Though Jacob’s been clever, and gotten what he wanted, he’s also been dumb, and alienated some very powerful people. He starts to wonder how he can escape some of the bad will he’s engendered, and so he thinks it’s time to return home, where his father has died and now Esau rules the roost. Remember, Jacob deprived Esau of his father’s blessing, so there’s no reason for Jacob to think Esau will greet him with kindness and affection. It’s just that Jacob has nowhere else to turn.
Scripture tells us Jacob was a very strong man, and a powerful wrestler.
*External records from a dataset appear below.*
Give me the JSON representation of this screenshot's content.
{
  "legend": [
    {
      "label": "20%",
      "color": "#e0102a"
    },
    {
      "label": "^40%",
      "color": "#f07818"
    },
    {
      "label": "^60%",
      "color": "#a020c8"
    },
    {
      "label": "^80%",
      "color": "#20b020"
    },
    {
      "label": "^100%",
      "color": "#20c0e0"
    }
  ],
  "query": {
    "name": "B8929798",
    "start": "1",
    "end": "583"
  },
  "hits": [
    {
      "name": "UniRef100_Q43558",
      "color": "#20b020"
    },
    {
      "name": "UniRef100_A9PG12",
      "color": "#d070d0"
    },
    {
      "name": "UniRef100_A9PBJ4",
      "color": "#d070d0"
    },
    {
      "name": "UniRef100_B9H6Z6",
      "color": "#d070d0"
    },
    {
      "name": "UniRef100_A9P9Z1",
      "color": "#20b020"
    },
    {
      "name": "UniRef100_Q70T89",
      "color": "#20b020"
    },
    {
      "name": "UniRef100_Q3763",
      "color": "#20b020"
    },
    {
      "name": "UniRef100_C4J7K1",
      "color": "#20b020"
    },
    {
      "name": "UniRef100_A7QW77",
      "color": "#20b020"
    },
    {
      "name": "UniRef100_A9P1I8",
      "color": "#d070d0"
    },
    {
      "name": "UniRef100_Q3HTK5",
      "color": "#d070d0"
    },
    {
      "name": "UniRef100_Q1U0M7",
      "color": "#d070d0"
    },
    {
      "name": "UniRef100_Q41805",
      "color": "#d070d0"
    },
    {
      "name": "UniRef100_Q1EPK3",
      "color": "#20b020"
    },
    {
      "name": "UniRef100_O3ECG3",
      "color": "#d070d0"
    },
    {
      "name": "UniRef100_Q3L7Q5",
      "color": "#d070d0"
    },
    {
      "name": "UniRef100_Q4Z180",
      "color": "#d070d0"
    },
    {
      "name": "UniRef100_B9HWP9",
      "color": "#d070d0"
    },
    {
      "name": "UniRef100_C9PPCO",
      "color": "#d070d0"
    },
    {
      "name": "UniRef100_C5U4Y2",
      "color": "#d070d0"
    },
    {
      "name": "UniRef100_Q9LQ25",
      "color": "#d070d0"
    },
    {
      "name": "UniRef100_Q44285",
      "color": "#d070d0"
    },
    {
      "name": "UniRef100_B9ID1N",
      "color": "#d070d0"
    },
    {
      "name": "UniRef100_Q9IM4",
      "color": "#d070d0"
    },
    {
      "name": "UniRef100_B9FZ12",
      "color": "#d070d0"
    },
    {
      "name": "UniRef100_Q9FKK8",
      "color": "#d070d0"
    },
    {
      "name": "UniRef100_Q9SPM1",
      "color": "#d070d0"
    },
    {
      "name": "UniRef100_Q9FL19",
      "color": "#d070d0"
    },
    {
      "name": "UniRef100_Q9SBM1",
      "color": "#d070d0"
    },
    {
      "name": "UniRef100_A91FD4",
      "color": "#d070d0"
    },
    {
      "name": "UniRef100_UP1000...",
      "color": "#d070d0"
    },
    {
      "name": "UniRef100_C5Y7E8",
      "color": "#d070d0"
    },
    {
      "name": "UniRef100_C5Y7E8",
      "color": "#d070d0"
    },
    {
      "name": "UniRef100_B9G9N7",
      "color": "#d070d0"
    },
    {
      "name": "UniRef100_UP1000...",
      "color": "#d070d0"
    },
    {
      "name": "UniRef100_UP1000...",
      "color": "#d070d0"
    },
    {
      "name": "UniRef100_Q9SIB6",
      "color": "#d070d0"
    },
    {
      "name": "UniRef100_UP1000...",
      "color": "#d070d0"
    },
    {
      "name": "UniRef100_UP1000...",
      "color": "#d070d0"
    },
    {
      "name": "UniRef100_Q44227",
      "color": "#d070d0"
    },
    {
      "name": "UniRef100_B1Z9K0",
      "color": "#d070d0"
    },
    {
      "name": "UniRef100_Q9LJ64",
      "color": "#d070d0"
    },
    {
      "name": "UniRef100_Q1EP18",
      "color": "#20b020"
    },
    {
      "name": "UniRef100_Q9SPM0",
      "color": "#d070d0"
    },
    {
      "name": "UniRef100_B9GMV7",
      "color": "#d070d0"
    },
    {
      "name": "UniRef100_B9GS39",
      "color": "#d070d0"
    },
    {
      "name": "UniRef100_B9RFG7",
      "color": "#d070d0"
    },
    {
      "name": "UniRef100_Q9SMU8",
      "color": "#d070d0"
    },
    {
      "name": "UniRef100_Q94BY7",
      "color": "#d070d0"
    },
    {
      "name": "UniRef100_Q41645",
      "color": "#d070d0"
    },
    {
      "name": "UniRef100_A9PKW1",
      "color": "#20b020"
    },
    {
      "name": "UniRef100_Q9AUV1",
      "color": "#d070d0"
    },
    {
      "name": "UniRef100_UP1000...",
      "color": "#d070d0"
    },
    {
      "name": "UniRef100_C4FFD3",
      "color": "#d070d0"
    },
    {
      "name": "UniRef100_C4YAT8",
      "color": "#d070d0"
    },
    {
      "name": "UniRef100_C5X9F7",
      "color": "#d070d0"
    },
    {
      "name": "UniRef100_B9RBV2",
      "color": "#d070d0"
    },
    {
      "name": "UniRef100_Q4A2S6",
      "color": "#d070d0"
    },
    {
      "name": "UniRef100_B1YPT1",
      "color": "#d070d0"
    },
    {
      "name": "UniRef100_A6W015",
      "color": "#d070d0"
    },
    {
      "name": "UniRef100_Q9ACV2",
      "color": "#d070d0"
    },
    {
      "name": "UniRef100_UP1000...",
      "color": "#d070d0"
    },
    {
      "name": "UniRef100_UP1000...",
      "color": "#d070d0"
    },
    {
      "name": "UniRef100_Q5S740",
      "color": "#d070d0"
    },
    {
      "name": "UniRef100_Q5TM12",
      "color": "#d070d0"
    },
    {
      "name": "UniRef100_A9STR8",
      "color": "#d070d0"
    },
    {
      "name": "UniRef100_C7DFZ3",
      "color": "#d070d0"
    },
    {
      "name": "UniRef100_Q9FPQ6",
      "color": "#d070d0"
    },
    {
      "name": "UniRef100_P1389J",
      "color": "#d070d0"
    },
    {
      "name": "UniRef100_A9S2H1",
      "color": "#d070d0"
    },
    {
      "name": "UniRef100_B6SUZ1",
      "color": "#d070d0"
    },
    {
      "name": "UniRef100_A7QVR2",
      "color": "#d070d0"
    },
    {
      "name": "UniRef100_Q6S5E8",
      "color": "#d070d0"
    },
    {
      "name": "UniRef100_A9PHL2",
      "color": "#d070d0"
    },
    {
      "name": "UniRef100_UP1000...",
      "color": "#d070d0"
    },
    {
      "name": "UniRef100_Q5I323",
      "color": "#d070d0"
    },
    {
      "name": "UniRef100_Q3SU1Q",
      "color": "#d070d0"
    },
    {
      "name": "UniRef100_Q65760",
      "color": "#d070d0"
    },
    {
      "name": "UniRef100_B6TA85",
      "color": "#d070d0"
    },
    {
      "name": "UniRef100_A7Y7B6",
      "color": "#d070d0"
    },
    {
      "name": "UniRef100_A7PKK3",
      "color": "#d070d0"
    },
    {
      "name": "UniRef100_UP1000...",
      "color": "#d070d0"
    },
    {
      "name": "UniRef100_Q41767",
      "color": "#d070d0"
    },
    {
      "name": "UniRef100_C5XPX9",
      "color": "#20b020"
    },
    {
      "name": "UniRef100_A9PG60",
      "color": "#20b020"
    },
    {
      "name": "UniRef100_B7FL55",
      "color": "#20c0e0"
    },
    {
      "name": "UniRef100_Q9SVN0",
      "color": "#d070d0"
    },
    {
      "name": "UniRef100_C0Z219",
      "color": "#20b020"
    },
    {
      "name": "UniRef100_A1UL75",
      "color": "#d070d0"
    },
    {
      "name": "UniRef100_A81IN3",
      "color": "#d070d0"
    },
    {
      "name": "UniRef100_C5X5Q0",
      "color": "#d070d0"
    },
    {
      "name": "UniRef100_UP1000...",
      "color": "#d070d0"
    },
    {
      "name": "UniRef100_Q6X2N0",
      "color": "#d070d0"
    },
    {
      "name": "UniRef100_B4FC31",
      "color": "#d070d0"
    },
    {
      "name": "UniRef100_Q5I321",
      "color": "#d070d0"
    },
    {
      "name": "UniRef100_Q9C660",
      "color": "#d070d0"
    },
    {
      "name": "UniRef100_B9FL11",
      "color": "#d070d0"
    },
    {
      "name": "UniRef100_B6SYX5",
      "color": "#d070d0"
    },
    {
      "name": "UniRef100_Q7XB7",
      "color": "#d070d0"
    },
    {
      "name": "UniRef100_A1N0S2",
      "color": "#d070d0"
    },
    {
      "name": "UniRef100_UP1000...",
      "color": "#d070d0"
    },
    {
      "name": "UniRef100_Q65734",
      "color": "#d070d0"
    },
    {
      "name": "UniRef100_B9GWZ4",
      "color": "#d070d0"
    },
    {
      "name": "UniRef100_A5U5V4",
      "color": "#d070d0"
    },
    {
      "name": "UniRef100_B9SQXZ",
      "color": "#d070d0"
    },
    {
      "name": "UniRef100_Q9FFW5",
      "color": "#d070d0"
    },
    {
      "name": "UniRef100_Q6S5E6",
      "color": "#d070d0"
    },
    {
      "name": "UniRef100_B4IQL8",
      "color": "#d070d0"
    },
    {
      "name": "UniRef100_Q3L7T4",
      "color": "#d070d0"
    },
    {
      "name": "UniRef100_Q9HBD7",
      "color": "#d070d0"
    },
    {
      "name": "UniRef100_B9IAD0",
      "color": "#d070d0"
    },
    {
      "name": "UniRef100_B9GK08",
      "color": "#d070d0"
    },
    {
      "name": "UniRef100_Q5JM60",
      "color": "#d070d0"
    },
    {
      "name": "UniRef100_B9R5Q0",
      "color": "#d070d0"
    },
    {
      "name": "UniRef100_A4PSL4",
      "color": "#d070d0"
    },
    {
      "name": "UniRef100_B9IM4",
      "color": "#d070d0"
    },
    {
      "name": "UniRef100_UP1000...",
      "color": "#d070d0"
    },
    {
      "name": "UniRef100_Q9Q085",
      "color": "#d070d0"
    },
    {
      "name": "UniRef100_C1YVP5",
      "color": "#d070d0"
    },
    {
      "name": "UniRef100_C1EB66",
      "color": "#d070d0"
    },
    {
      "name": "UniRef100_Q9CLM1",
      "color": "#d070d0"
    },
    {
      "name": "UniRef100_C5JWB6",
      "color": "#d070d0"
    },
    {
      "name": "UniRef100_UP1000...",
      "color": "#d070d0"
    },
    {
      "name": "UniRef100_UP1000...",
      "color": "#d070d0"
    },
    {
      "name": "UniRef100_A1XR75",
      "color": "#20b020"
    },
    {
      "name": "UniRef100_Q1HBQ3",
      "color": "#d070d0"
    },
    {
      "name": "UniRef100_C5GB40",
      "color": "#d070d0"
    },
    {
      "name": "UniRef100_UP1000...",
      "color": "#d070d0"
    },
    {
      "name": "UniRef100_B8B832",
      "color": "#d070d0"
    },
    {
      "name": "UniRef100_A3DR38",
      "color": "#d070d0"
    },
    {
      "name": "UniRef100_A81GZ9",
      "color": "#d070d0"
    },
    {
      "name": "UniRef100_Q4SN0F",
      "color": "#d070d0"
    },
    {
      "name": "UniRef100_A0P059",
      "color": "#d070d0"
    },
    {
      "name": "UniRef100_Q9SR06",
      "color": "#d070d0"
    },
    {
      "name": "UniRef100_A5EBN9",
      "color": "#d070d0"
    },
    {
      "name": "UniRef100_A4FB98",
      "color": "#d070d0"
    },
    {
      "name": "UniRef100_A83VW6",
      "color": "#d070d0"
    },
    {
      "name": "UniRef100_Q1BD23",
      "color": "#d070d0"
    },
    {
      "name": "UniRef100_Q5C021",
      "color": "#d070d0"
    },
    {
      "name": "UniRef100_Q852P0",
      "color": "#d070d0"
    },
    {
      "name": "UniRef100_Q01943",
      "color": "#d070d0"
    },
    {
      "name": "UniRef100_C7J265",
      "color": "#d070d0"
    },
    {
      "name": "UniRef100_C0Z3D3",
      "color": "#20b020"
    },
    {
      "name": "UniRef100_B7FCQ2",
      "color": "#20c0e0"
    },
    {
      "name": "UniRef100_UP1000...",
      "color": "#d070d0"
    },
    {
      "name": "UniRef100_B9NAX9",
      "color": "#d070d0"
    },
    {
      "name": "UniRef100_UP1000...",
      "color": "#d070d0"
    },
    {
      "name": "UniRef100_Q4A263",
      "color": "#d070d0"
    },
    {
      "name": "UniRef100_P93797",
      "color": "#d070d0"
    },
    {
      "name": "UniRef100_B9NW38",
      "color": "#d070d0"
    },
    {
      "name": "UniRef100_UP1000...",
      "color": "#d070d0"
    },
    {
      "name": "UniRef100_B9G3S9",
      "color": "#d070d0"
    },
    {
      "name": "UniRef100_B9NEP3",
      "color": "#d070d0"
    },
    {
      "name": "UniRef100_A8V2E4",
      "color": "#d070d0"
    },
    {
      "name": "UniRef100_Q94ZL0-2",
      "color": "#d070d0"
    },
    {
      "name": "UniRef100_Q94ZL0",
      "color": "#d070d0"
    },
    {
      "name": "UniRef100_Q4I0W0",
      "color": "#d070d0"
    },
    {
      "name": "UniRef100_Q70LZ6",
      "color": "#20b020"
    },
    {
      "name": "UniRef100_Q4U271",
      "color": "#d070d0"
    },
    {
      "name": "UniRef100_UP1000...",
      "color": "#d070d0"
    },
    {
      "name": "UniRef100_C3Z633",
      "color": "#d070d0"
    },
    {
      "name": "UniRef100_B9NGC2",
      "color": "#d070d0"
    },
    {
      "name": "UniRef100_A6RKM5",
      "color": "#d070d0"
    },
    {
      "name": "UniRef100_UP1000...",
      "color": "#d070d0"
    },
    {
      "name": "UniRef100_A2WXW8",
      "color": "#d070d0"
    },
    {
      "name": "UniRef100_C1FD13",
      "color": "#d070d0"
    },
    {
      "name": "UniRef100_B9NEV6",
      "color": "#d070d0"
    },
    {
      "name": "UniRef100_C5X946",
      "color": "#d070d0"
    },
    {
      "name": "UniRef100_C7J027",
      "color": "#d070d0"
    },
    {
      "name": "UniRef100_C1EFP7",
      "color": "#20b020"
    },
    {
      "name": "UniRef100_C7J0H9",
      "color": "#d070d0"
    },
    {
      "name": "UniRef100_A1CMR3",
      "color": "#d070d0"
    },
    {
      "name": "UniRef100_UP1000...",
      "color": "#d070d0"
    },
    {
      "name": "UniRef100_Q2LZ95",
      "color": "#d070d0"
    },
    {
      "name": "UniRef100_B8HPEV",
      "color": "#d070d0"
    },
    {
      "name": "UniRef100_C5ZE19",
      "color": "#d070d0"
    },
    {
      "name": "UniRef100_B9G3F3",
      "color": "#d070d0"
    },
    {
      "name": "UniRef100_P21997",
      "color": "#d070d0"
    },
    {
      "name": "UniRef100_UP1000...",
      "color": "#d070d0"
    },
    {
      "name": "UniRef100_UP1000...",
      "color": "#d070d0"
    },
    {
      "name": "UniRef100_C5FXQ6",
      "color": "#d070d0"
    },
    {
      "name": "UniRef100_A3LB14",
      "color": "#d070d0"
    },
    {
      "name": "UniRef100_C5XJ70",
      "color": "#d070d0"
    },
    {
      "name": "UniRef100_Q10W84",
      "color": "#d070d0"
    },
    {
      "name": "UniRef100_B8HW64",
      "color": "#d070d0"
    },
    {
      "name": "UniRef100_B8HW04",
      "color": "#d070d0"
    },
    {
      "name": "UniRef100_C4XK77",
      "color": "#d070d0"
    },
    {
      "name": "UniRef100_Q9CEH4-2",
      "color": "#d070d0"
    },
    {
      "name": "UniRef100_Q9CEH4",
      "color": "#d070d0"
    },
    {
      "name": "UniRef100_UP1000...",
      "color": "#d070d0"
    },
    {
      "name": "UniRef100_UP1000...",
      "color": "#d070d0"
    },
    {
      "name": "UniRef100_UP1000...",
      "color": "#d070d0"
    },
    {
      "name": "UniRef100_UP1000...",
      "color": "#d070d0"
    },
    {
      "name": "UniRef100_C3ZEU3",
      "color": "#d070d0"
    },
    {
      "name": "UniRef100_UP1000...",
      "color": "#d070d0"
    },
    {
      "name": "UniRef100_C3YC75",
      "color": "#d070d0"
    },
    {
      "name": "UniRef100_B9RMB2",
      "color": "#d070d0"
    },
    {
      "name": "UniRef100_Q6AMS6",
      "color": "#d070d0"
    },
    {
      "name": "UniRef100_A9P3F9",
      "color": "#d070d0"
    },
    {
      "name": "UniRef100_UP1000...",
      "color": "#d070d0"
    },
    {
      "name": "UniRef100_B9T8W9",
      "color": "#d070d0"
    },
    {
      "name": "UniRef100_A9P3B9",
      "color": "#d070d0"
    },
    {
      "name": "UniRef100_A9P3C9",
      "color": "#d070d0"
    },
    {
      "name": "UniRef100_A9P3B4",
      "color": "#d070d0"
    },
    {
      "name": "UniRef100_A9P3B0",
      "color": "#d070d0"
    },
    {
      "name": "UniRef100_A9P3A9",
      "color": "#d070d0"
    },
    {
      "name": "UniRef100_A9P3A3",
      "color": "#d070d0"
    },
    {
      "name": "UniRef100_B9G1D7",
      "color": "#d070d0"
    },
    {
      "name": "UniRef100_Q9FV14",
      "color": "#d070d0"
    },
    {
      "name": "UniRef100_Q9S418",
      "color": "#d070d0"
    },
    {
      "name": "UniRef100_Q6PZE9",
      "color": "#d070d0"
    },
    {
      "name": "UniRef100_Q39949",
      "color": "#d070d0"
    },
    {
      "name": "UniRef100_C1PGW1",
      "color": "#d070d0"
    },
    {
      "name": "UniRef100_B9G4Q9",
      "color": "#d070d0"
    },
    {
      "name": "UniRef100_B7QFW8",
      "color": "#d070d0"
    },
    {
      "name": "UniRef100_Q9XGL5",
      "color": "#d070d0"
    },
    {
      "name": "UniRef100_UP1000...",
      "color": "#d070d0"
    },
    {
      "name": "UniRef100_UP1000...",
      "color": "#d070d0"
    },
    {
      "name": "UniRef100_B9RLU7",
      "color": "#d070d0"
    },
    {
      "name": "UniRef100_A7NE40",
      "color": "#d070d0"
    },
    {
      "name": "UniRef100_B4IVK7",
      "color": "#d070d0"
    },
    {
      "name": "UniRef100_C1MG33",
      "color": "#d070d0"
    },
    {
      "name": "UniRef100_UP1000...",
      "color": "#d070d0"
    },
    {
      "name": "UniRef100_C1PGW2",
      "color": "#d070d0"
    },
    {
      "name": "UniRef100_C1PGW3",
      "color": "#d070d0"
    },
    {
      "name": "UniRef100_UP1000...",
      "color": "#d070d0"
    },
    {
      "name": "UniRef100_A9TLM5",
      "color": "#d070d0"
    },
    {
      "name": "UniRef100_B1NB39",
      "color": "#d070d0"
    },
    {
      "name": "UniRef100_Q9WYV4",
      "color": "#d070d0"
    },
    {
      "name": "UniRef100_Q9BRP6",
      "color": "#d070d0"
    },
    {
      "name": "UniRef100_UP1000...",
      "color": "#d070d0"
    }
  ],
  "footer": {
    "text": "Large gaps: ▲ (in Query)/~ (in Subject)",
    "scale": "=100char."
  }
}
One night, as his caravan nears Esau’s property, Jacob wrestles all night into the morning hours with something–an angel? A demon? A very powerful, somehow divine man? Scripture never specifies. Ultimately, the creature cannot win against Jacob, but neither can Jacob defeat the creature, and so the creature strikes him in the hip, wounding Jacob for the rest of his life; and he gives Jacob this blessing: “You shall no longer be called Jacob, but you shall be called Israel, for you have seen the face of God, and lived.” The name Israel can be translated as “He who struggles with God.” But it can also mean, “God struggles with you.”
We all have two births, and both are from God. One is our physical birth. God gives us life, and loves us for who we are. But then there is a deeper, more profound birth, one in which our lives are molded and shaped by God–often through struggle–through contention–through making bad decisions, or experiencing terrible circumstances for reasons beyond our control. All believers are born as Jacob, and reborn as Israel. We often walk away wounded. After all, we meet God with resistance, with wanting our own way, but we are reshaped into better people; we contend with God in times of struggle and need, times when we ask God hard questions, and somehow our faith is strengthened.
But the point is, we are changed. We’re reborn. We move from being Jacob to being Israel.
That’s what baptism symbolizes. We say that in baptism that we join Jesus in a death like his, so that we may be like him in a resurrection like his. The water in baptism symbolizes going down in burial; emerging from it symbolizes being born again.
At the beginning of the new year we have this service in which we celebrate that the new year brings new opportunities and challenges, for us as individuals and as a congregation, to contend with the challenges of life, and grow stronger in faith, knowing that our past, present, and future rest in the hands of God who loves us, who has given birth to us, and is constantly calling us to rebirth, constantly calling us from being Jacob–to being Israel.